O escriba ou Sofer escreve à mão, seguindo um modelo para não se enganar. Utiliza uma tinta preta especial, a melhor e mais duradoura, que não se apaga facilmente e resiste ao desgaste do tempo. O pergaminho é dividido em páginas contendo quadrados, e as linhas são cuidadosamente riscadas com um estilete. Um erro comum pode ser apagado; porém, se for no nome de D’us, é considerado um pecado grave em qualquer circunstância e a página inteira deverá ser retirada e enterrada.

A estrutura do texto da Torá

Neste texto não há nenhuma vogal.
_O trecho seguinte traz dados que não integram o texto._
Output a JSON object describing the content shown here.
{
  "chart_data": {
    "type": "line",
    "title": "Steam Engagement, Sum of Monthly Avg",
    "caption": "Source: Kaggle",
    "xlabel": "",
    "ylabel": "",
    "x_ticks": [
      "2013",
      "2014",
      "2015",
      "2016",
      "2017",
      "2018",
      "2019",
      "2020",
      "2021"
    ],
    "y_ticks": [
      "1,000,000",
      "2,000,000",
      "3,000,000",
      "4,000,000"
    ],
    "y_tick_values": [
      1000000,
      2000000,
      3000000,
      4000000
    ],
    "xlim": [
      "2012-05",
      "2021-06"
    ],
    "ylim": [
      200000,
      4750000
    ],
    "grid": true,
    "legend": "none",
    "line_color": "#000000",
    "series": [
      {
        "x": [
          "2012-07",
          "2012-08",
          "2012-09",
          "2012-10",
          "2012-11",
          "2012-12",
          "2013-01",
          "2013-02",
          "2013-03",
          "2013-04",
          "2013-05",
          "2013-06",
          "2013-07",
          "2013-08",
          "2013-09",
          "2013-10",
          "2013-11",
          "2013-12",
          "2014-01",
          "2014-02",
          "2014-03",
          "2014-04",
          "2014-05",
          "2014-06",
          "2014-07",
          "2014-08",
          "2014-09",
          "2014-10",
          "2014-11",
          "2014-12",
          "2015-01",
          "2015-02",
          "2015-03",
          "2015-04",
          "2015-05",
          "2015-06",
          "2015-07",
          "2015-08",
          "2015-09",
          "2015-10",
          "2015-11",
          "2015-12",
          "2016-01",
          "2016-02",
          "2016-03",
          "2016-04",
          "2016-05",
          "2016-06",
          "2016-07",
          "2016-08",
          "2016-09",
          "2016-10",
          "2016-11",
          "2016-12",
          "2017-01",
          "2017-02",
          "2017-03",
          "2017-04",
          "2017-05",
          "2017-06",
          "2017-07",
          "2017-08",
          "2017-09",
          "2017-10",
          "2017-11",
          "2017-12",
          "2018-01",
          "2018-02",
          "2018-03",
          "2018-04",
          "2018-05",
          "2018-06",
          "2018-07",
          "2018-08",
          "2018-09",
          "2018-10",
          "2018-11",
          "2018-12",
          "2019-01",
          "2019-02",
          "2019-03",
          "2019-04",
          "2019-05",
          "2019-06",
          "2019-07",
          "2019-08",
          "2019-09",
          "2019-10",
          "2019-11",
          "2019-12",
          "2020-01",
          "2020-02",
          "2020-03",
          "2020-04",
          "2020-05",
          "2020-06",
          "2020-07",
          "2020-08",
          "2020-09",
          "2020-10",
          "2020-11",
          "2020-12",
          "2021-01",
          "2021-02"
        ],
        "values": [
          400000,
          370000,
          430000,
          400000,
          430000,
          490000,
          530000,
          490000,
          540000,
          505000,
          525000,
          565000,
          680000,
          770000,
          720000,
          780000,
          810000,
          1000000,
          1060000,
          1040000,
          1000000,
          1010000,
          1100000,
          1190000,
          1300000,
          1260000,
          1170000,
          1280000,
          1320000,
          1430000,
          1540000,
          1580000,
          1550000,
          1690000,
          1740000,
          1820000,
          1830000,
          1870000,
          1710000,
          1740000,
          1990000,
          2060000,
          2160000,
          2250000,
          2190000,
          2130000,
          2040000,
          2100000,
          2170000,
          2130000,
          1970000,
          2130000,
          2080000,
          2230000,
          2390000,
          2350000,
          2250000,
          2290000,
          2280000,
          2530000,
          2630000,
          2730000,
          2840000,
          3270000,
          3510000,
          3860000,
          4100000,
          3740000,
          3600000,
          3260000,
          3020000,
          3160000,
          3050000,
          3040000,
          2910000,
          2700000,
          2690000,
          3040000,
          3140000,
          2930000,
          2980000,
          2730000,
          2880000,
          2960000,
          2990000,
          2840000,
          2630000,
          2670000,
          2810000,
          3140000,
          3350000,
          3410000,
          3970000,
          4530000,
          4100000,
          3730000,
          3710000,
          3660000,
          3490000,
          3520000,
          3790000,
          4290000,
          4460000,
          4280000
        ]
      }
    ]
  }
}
As palavras são formadas somente de consoantes, sem nenhuma pontuação, o que torna a leitura bastante difícil, fazendo-se necessária uma boa preparação para aprender a ler e cantarolar corretamente. Não há nada que assinale o ritmo ou a passagem de um ritmo a outro; pontos e vírgulas são totalmente ausentes. O fluxo dos vocábulos só é interrompido quando houver alguns espaços em branco, sem nenhum texto escrito. O texto contido entre dois espaços em branco é chamado de Parashá, ou “passagem”. A separação entre os 5 livros da Torá é marcada por um espaço de quatro linhas.

A comunidade da Síria segue as leis de Rambam na escrita do Sefer Torá.
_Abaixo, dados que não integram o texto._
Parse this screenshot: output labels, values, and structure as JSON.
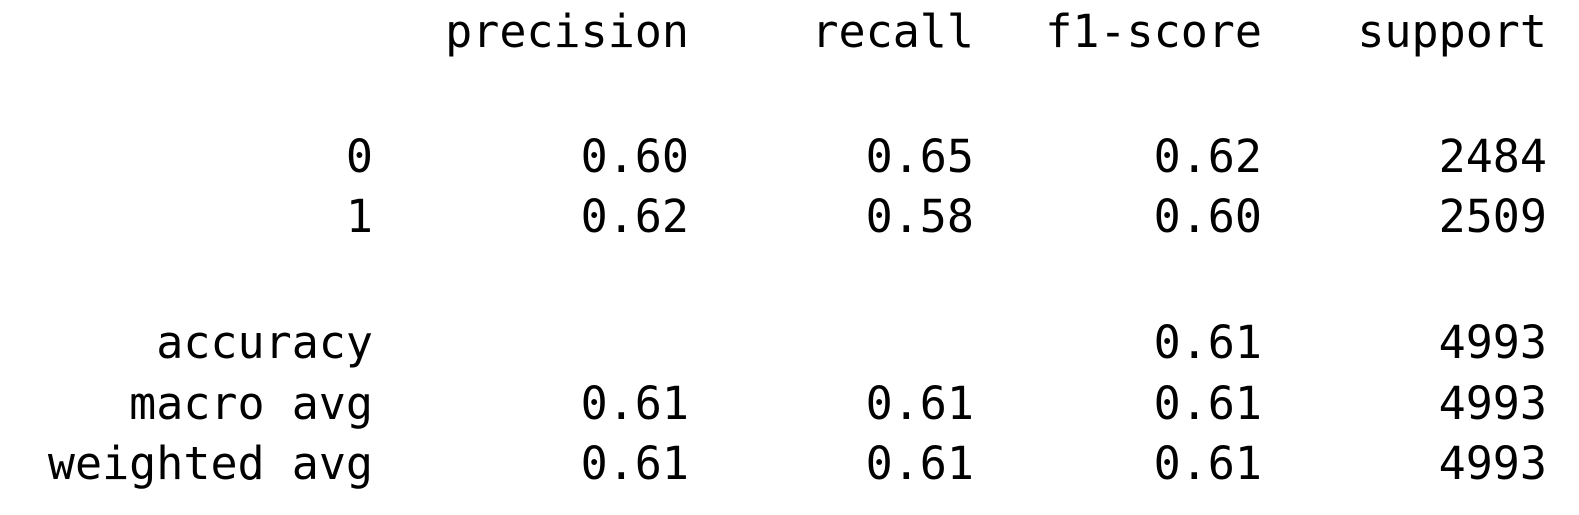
{
  "report": {
    "headers": {
      "precision": "precision",
      "recall": "recall",
      "f1_score": "f1-score",
      "support": "support"
    },
    "classes": [
      {
        "label": "0",
        "precision": "0.60",
        "recall": "0.65",
        "f1_score": "0.62",
        "support": "2484"
      },
      {
        "label": "1",
        "precision": "0.62",
        "recall": "0.58",
        "f1_score": "0.60",
        "support": "2509"
      }
    ],
    "accuracy": {
      "label": "accuracy",
      "f1_score": "0.61",
      "support": "4993"
    },
    "macro_avg": {
      "label": "macro avg",
      "precision": "0.61",
      "recall": "0.61",
      "f1_score": "0.61",
      "support": "4993"
    },
    "weighted_avg": {
      "label": "weighted avg",
      "precision": "0.61",
      "recall": "0.61",
      "f1_score": "0.61",
      "support": "4993"
    }
  }
}
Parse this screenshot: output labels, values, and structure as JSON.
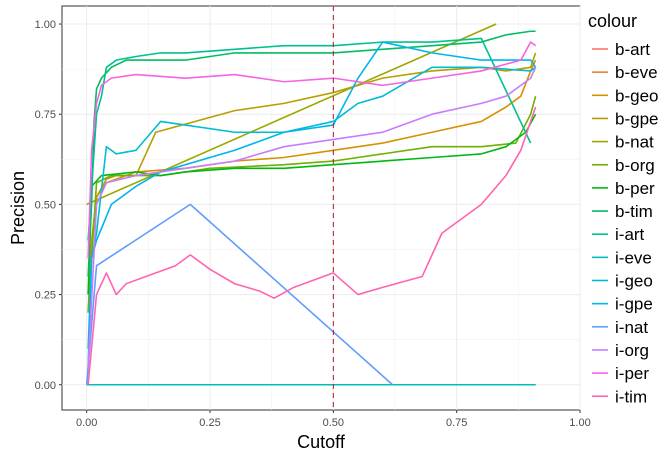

As letras da Torá devem ser embelezadas pelos taguim e cada coluna da Torá (com algumas exceções) deve começar com a letra Vav (chamado vavei amudim).

Certas letras são ornadas de pequenos floreios, chamados de coroas. Sete das vinte e duas letras do alfabeto hebraico são ornadas, do lado esquerdo de três pequenos traços chamados Taguim (Tag, no singular) ou Ketarim (Keter, no singular), que significa “coroas”.

Para compreender o sentido destas coroas, deve-se salientar outro ponto relacionado às letras do alfabeto hebraico. O Rabino Tsadok Hakohen, de Lublin, especifica a diferença essencial entre a maneira de escrever os caracteres hebraicos e os latinos. Trata-se da posição da letra em relação à linha diretriz. Na escrita latina, as letras se apóiam sobre uma linha inferior, enquanto que na escrita hebraica, a letra está pendurada, suspensa à linha superior.

A linha diretriz é o limite da escrita; tem um sentido simbólico, porque traça o limite entre a escrita e o “além da escrita” - o conteúdo profundo da palavra. Nota-se que nenhum corpo das vinte e duas letras do alfabeto hebraico ultrapassa este limite. Na verdade, quase nenhuma, pois há uma única exceção, a letra Lamed.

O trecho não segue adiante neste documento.